“If you’re not Veronica Roth calling to apologize, I don’t want to hear it.” That is what I was about to say to the sales call I got from Illinois shortly after finishing “Allegiant” (character deaths tend to impact me greatly).
“Allegiant” is the last book in the “Divergent” trilogy by Veronica Roth a Chicago native. Suzanne Collins (author of “The Hunger Games”) and Veronica Roth have some things in common in their writing styles, that I personally love. One of those things being, they make you cry. A lot. Good tears, bad tears, they write stories that make the tears flow. Which I’ve come to find is something I love and admire about their stories.
I’ve been, what I call, “Book hopping” lately. I’ve been picking up numerous books, but find myself unable to finish many. This is why: I have no emotional connection to the characters, their story, or the world they live in. The worst thing is, I can’t find any sort of message in the book. Nothing truly deep that makes me question myself. When I find none of this I become bored and move on. Veronica and Suzanne both, in my opinion, have written books with characters, stories and a world to which I became connected. They both left many beautiful meanings and lessons to see and learn.
Let’s touch on the worlds that were created. While they may have been exaggerated from today’s world, still they speak to problems we have now in our society and humanity, problems I wish we didn’t have. In “The Hunger Games” Suzanne deals with many issues such as violence for entertainment.

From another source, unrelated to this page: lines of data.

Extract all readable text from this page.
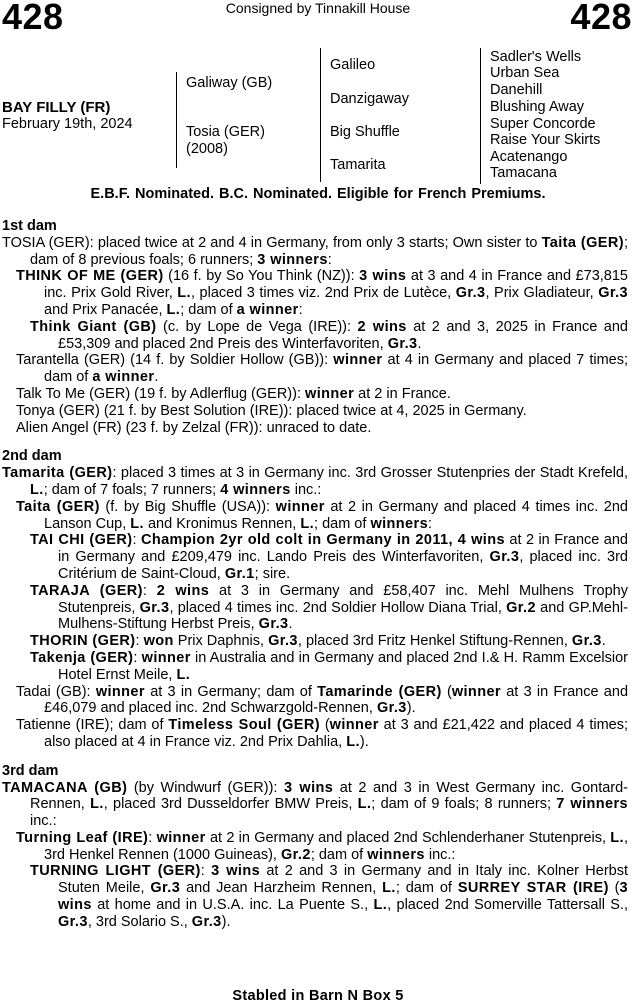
428	Consigned by Tinnakill House	428
BAY FILLY (FR)
February 19th, 2024
Galiway (GB)
Tosia (GER)
(2008)
Galileo
Danzigaway
Big Shuffle
Tamarita
Sadler's Wells
Urban Sea
Danehill
Blushing Away
Super Concorde
Raise Your Skirts
Acatenango
Tamacana
E.B.F. Nominated. B.C. Nominated. Eligible for French Premiums.
1st dam
TOSIA (GER): placed twice at 2 and 4 in Germany, from only 3 starts; Own sister to Taita (GER); dam of 8 previous foals; 6 runners; 3 winners:
THINK OF ME (GER) (16 f. by So You Think (NZ)): 3 wins at 3 and 4 in France and £73,815 inc. Prix Gold River, L., placed 3 times viz. 2nd Prix de Lutèce, Gr.3, Prix Gladiateur, Gr.3 and Prix Panacée, L.; dam of a winner:
Think Giant (GB) (c. by Lope de Vega (IRE)): 2 wins at 2 and 3, 2025 in France and £53,309 and placed 2nd Preis des Winterfavoriten, Gr.3.
Tarantella (GER) (14 f. by Soldier Hollow (GB)): winner at 4 in Germany and placed 7 times; dam of a winner.
Talk To Me (GER) (19 f. by Adlerflug (GER)): winner at 2 in France.
Tonya (GER) (21 f. by Best Solution (IRE)): placed twice at 4, 2025 in Germany.
Alien Angel (FR) (23 f. by Zelzal (FR)): unraced to date.
2nd dam
Tamarita (GER): placed 3 times at 3 in Germany inc. 3rd Grosser Stutenpries der Stadt Krefeld, L.; dam of 7 foals; 7 runners; 4 winners inc.:
Taita (GER) (f. by Big Shuffle (USA)): winner at 2 in Germany and placed 4 times inc. 2nd Lanson Cup, L. and Kronimus Rennen, L.; dam of winners:
TAI CHI (GER): Champion 2yr old colt in Germany in 2011, 4 wins at 2 in France and in Germany and £209,479 inc. Lando Preis des Winterfavoriten, Gr.3, placed inc. 3rd Critérium de Saint-Cloud, Gr.1; sire.
TARAJA (GER): 2 wins at 3 in Germany and £58,407 inc. Mehl Mulhens Trophy Stutenpreis, Gr.3, placed 4 times inc. 2nd Soldier Hollow Diana Trial, Gr.2 and GP.Mehl-Mulhens-Stiftung Herbst Preis, Gr.3.
THORIN (GER): won Prix Daphnis, Gr.3, placed 3rd Fritz Henkel Stiftung-Rennen, Gr.3.
Takenja (GER): winner in Australia and in Germany and placed 2nd I.& H. Ramm Excelsior Hotel Ernst Meile, L.
Tadai (GB): winner at 3 in Germany; dam of Tamarinde (GER) (winner at 3 in France and £46,079 and placed inc. 2nd Schwarzgold-Rennen, Gr.3).
Tatienne (IRE); dam of Timeless Soul (GER) (winner at 3 and £21,422 and placed 4 times; also placed at 4 in France viz. 2nd Prix Dahlia, L.).
3rd dam
TAMACANA (GB) (by Windwurf (GER)): 3 wins at 2 and 3 in West Germany inc. Gontard-Rennen, L., placed 3rd Dusseldorfer BMW Preis, L.; dam of 9 foals; 8 runners; 7 winners inc.:
Turning Leaf (IRE): winner at 2 in Germany and placed 2nd Schlenderhaner Stutenpreis, L., 3rd Henkel Rennen (1000 Guineas), Gr.2; dam of winners inc.:
TURNING LIGHT (GER): 3 wins at 2 and 3 in Germany and in Italy inc. Kolner Herbst Stuten Meile, Gr.3 and Jean Harzheim Rennen, L.; dam of SURREY STAR (IRE) (3 wins at home and in U.S.A. inc. La Puente S., L., placed 2nd Somerville Tattersall S., Gr.3, 3rd Solario S., Gr.3).
Stabled in Barn N Box 5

Think of shows like “Survivor”, while it may not be real, it’s pretty much a gentler version of the games in “The Hunger Games”. She also opened my eyes to our society’s over indulgence, and over attention to the superficial. Nicki Minaj is an example of that superficiality; she looks as if she walked right out of the Capitol. She is only one example of many.
Suzanne and Veronica have many points and issues that complement each other. In “Divergent” Veronica explores things such as bravery and selflessness. She paints a picture of how becoming too obsessed with knowledge and power can corrupt people, but that they are not inherently bad things. People become corrupt by those things by the choices they make. She also goes into the other extreme. Keeping peace to the extent of being too passive and standing by doing nothing while horrible atrocities are being committed is a way of avoiding the conflict, not solving it. She delves deeply into the true meaning of forgiveness as well. Which has made me think quite a lot.
What I love about the books these two authors have written is not solely in the fact that they made me form an emotional attachment to their characters to the extent that I felt their pain or joy and cried when they died. It’s the fact that there is meaning to the stories and they draw me in with their lessons which make me ask questions about myself. Both of these women made me fall in love with their stories, not because they were preachy and shoved their beliefs down my throat, but because they made me think about things I’d never considered. They told me stories with meaning and power.
And so I thank you, Veronica Roth and Suzanne Collins (even though you’ll probably never see this). Thank you for writing these stories that have touched my life in ways you’ll never know. Never ever apologize for them.